After surveying patients, which included showing them photographs of various types of attire, the hospital found that most patients felt nurses looked professional when they all wore the same uniform, and the uniform that nearly all participants thought was the most professional was solid navy scrubs.

Patients surveyed at Geisinger weren’t fans of nursing staff wearing T-shirts with sayings and pictures on them. They also didn’t find layered tops professional – or colorful tie-dye T-shirts with scrub pants. Patients even had mixed reviews about holiday-themed scrubs, with a slight majority saying they weren’t professional nursing attire.

New dress code & uniform

With this input, along with feedback from nursing staff, Geisinger started updating its dress code policy.

Across all of the health system’s facilities, nursing leaders found 70 dress codes, which explained the significant variations among different types of nurses. To add to the confusion, not only were nurses dressed differently, but staff in other departments had different standards as well.

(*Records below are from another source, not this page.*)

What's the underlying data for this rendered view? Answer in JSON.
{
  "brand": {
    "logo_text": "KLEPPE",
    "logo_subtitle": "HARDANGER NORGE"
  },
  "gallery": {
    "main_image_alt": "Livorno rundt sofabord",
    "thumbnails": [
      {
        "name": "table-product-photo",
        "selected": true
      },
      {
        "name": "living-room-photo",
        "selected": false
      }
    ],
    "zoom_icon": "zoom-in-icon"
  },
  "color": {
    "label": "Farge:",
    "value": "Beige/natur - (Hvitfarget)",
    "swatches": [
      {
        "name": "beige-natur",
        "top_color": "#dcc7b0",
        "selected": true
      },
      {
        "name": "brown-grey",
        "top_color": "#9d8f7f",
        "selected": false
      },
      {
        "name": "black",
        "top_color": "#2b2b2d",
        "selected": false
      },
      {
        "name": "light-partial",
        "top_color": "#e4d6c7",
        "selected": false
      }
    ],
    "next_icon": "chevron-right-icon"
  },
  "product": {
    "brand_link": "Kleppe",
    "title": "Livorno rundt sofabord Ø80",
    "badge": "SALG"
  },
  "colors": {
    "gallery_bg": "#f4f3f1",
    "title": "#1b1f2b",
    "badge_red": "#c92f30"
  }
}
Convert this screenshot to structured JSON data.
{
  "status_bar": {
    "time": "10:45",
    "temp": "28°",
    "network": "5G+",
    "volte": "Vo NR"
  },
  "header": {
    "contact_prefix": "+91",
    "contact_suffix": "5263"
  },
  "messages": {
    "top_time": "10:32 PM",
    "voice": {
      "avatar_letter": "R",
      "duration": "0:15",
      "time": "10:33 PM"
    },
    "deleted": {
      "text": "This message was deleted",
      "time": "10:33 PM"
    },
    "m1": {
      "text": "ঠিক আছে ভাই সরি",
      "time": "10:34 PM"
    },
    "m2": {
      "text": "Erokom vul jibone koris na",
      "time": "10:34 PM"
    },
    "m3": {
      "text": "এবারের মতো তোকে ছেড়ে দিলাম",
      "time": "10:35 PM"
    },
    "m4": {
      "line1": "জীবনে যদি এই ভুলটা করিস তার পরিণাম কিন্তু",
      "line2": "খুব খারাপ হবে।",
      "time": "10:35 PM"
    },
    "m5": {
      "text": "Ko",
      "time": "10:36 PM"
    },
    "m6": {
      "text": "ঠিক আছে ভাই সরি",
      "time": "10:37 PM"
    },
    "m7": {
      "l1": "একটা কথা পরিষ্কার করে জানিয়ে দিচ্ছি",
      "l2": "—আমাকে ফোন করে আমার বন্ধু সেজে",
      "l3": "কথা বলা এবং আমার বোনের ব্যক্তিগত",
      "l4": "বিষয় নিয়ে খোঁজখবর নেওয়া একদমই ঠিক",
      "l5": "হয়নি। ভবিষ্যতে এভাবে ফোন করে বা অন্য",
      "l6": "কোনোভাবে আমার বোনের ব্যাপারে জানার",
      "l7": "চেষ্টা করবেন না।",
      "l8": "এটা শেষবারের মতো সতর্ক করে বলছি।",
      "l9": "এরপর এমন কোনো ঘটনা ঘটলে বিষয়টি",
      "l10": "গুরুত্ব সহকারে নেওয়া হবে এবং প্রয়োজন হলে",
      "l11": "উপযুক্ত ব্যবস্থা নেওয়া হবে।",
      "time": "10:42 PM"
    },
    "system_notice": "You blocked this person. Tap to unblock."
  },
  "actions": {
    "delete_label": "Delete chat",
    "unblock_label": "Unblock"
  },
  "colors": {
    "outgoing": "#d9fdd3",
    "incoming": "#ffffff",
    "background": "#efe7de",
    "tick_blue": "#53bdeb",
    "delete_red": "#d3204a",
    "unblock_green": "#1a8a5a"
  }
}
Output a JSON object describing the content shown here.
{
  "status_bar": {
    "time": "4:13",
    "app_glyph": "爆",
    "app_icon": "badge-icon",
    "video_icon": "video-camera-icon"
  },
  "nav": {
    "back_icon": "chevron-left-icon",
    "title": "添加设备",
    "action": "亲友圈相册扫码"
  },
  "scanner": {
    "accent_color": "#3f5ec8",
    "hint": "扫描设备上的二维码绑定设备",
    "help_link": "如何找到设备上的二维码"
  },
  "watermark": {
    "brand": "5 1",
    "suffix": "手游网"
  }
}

So Geisinger created a dress code policy that would apply to all departments. It covered general appearance for all staff, including jewelry and tattoos (which could be exposed as long as they weren’t inappropriate). And it put more specific guidance in place for what RNs should wear.

Now, RNs at Geisinger must wear gray and white scrubs embroidered with the hospital’s logo and the words “Registered Nurse.” Nurses can optionally have their certification initials embroidered on the left sleeve.

The health system plans to issue more guidance about whether they’ll allow more wiggle room for RNs in specific specialties – particularly pediatrics and maternal health – or for certain holiday-themed attire.

Geisinger is currently monitoring its changes to the RN dress code, and it plans to talk with nurses to see how the uniforms have impacted their work life. It’s hoping uniforms will foster a stronger sense of professionalism in nurses that’ll translate into better care for patients.

Perception is reality

Past research has shown that dress codes make a difference with patients’ perception of other types of providers. Patients feel more satisfied with the care they receive from doctors if they wear white coats during rounds, rather than just scrubs or other clothing. They also see white coats as more professional.

While strict dress codes have gone by the wayside at many facilities, it could be time to hold staff to more consistent standards, especially as patients’ perceptions start playing a bigger role in reimbursement through patient satisfaction surveys.